Il riferimento ai Pistols citato nel documento riservatissimo a cui hai avuto accesso non è casuale, infatti la lezione appresa dalla grande truffa del rock’n’roll è per noi uno dei cardini su cui poggiare le basi della nostra attività: vogliamo essere anticonformisti rispetto all’alternativo di oggi, e il nostro stile di vita deve riflettere questa scelta estrema. Sappiamo che rivendicare orgogliosamente la nostra non appartenenza al gregge porterà più problemi che vantaggi ma lottare contro il sistema è per noi una scelta di vita, quindi non facciamo uso di droghe, non abbiamo tatuaggi, ci alziamo presto la mattina e facciamo la doccia quasi tutti i giorni. E’ dura, ma abbiamo le spalle larghe!…
Siete quella che in Italia si definirebbe una “band emergente”, ma già potete vantare importantissime collaborazioni come quella con Peter Walsh, produttore di Peter Gabriel, Stevie Wonder e Simple Minds. Qual è stato il contributo che Walsh ha dato al vostro album d’esordio?
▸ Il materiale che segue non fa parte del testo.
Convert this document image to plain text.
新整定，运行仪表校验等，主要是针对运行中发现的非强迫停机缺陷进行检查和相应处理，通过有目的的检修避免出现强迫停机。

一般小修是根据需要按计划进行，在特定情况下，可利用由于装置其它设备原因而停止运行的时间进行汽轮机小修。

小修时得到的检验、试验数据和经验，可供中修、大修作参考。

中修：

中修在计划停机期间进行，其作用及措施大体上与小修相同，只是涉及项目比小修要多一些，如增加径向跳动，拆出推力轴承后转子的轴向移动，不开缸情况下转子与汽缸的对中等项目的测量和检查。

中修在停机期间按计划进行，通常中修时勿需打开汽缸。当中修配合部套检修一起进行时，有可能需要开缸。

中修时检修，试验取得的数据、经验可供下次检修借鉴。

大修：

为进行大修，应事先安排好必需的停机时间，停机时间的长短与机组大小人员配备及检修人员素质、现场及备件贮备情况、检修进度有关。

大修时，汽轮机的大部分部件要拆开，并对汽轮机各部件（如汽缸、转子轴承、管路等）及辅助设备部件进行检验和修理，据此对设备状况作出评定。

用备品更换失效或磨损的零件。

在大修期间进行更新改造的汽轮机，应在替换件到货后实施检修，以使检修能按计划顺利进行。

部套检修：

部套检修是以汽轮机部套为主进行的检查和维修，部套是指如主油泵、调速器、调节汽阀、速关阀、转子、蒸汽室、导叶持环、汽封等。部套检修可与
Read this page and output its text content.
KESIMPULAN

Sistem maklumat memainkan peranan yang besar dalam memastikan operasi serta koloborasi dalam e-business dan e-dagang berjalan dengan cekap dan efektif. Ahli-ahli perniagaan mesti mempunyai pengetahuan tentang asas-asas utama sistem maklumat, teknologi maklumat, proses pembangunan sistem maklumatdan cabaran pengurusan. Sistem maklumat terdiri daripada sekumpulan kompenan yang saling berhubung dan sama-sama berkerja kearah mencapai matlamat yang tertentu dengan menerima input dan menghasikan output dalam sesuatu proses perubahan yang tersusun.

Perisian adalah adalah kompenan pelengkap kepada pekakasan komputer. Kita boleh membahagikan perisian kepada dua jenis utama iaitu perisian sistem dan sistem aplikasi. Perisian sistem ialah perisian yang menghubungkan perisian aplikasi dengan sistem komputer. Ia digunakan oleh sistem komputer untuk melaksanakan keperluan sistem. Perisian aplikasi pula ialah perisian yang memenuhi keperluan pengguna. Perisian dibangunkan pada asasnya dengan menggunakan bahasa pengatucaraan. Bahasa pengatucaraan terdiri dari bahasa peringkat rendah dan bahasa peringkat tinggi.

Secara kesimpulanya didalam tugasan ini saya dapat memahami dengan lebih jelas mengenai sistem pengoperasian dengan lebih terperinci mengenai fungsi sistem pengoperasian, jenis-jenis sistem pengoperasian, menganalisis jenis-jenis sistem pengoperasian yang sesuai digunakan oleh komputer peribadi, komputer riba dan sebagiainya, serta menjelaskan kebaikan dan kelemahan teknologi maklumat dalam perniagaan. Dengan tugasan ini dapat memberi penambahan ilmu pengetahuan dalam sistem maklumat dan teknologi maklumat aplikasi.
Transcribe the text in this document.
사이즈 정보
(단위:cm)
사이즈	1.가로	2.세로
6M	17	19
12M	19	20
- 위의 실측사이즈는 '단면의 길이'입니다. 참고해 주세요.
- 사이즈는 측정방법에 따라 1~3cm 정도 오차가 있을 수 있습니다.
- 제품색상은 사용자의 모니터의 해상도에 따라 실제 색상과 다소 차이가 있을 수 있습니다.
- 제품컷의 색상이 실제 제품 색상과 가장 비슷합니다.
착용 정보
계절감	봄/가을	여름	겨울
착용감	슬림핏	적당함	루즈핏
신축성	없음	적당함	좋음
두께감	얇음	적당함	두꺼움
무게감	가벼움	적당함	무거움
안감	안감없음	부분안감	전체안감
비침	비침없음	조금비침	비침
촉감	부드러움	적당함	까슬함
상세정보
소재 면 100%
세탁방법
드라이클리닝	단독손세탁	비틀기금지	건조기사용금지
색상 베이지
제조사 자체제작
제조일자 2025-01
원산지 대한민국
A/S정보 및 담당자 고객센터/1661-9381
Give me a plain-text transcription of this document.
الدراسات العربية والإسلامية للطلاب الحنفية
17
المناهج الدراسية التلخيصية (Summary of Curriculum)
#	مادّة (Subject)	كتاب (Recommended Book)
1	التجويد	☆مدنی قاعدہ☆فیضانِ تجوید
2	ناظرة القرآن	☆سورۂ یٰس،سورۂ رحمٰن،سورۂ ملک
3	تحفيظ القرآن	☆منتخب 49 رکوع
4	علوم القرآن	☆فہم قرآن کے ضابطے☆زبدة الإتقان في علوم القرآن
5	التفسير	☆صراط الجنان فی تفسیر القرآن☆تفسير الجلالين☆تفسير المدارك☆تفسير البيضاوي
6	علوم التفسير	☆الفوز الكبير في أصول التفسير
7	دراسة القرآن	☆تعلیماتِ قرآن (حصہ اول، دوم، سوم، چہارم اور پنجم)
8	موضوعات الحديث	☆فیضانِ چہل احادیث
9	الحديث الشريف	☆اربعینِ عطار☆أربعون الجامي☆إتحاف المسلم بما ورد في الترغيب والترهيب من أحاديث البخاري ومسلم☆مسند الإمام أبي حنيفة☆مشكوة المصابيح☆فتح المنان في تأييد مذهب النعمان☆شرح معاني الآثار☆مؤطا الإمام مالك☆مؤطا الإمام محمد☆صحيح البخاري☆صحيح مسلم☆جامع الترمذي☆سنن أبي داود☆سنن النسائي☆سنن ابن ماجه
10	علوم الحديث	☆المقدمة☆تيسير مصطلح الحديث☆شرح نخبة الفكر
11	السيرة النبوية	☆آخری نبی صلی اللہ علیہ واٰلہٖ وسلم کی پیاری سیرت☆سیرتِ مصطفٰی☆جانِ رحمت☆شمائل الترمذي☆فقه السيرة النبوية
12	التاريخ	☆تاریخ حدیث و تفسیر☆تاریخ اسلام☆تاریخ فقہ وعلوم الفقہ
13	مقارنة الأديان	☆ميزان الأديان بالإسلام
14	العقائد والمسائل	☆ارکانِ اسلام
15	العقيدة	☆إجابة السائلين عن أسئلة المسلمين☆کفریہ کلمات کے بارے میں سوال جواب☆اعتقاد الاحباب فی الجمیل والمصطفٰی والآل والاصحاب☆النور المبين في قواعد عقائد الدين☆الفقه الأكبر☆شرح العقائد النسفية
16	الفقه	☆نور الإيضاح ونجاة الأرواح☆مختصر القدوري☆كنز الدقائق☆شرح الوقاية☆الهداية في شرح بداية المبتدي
E’ stato un rapporto di pre-produzione cyberspaziale: gli mandavamo i provini via Internet, lui presumibilmente ascoltava e rispondeva con preziose indicazioni del tipo: questo funziona, questo no, ricantate tutti i pezzi, questa è la canzone più orribile che abbia mai sentito etc. ATTENZIONE: BANALITA I suoi consigli e le sue osservazioni sono stati decisivi per il progetto. Siccome però Mr. Walsh per questo incredibile aiuto che ci ha fornito non è mai stato pagato cerchiamo di tenere questa informazione top secret.
Definite il vostro stile “DanceFloorPunk”…che vuol dire?
E’ una definizione che rispecchia bene il nostro stile e atteggiamento: immagina i Ramones mentre fanno un concerto allo Studio54 mentre tutti ballano l’Hustle come pazzi, ovvero il migliore dei mondi possibili. Ovviamente lo scopo di darci un’etichetta fa altresì parte della nostra strategia di marketing per creare artificialmente un hype, fare tendenza cercando di monetizzare il più possibile.
Ascoltandovi sembra che non tralasciate alcun genere musicale, da cosa dipende?
Studi classici e poi ribellione adolescenziale (fino ad oggi) verso il punk rock e l’elettronica, oppure semplice curiosità e amore per la musica?
Fortunatamente nessuno di noi è monomaniaco per quel che riguarda i gusti musicali, i nostri capisaldi vanno da Bach fino ai Kraftwerk, passando per gli Spinal Tap, Zappa e Stephen Shlaks (tutti artisti che il più giovane, se vivo, ha 70 anni). Questo ci porta ad avere un approccio molto libero alla musica, diremmo “vario ed eventuale”. Il fil rouge che unisce tutte queste influenze apparentemente diverse tra loro è il volume inaffrontabile a cui suoniamo.
Cile, Spagna e Italia…un bel mix culturale. Le vostre differenti origini hanno influenzato la vostra produzione musicale?
Barcellona è un melting pot incredibile, il che per un artista è uno stimolo decisivo. Il fatto di doversi confrontare con culture e idiomi diversi è sicuramente una fonte d’ispirazione impagabile, ad esempio il fatto che nel gruppo non ci capiamo quando ci parliamo dà luogo a soluzioni creative inaspettate.
Il 10 settembre suonerete sul palco del MArteLive, ne avete mai sentito parlare? Cosa ne pensate? Esiste qualcosa di simile in Spagna?
Certo che ne abbiamo sentito parlare, per chi ci hai preso? Secondo noi questo tipo di evento che sintetizza il concetto di arte nella sua accezione più ampia è assolutamente vincente, anzi è una di quelle cose che avremmo voluto inventare noi, un pò come “Let It Be” o Internet.
Grazie ragazzi, ci vediamo sotto il palco dell’Alpheus!
Grazie a te Paola, e occhio a stare proprio sotto il palco: Franz quando canta sputa un casino.